Korean name
- Hangul: 평산역
- Hanja: 平山驛
- Revised Romanization: Pyeongsan-yeok
- McCune–Reischauer: P'yŏngsan-yŏk

General information
- Location: P'yŏngsan-ŭp, P'yŏngsan County, North Hwanghae Province North Korea
- Coordinates: 38°19′57″N 126°23′47″E﻿ / ﻿38.3324°N 126.3963°E
- Owner: Korean State Railway

History
- Opened: 20 December 1931
- Former names: Namch'ŏn
- Original company: Chosen Government Railway

Services
| Preceding station | Korean State Railway |  |  | Following station |
| Mulgae towards P'yŏngyang |  | P'yŏngbu Line |  | Taebaeksansŏng towards Kaesŏng |
| Terminus |  | Ch'ŏngnyŏn Ich'ŏn Line |  | Kit'an towards Sep'o Ch'ŏngnyŏn |

Location

= Pyongsan station =

Railway station in North Korea

P'yŏngsan station is a railway station located in P'yŏngsan-ŭp P'yŏngsan County, North Hwanghae province, North Korea.
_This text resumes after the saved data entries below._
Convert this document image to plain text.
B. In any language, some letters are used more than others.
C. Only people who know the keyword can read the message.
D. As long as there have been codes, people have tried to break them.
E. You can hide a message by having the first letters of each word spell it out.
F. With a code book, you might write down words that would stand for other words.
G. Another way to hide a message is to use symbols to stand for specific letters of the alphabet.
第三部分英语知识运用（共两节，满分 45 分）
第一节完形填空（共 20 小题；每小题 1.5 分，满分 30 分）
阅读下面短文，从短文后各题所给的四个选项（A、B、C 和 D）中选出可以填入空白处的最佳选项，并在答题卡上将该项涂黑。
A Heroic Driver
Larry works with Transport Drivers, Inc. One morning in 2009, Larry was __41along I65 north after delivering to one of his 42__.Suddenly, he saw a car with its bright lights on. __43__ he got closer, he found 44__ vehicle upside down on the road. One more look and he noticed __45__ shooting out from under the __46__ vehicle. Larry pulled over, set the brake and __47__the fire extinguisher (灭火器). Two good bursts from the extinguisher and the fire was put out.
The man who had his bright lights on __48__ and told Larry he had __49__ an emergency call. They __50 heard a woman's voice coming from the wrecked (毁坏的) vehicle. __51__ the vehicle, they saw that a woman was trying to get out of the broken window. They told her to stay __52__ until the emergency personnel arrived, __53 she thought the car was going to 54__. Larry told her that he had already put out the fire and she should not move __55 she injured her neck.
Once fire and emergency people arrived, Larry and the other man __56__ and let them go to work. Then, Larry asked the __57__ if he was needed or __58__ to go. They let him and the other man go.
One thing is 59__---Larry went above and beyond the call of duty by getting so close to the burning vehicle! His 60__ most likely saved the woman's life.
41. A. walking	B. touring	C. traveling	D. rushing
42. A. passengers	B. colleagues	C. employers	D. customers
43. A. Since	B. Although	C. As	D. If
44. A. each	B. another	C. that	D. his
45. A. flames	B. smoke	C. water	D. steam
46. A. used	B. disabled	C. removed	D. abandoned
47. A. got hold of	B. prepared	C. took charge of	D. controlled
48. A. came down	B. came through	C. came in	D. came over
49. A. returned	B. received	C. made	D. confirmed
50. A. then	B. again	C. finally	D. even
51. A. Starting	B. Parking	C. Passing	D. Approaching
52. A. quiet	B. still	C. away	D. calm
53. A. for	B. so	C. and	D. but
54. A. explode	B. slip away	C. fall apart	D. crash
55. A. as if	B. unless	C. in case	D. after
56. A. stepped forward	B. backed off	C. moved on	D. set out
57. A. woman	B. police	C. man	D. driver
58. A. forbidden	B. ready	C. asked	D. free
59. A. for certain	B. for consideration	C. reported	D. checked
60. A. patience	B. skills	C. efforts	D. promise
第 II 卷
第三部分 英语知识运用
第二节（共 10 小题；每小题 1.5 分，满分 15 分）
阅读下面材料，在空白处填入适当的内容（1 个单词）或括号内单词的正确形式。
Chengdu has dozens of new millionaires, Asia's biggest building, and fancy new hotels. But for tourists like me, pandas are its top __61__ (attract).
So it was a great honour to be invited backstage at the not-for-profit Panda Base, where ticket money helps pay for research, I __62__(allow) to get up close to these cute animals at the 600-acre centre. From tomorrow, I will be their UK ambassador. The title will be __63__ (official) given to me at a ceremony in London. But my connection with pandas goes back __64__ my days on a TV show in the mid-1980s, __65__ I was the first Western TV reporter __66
It serves as the junction point of two railway lines – the P'yŏngbu Line, which connects P'yŏngyang to Kaesŏng (and, formerly, Pusan, via Dorasan), and the Ch'ŏngnyŏn Ich'ŏn Line, which runs from P'yŏngsan to Sep'ŏ where it connects to the Kangwŏn Line.

==History==
Originally called Namch'ŏn station, it was opened by the Chosen Government Railway on 20 December 1931.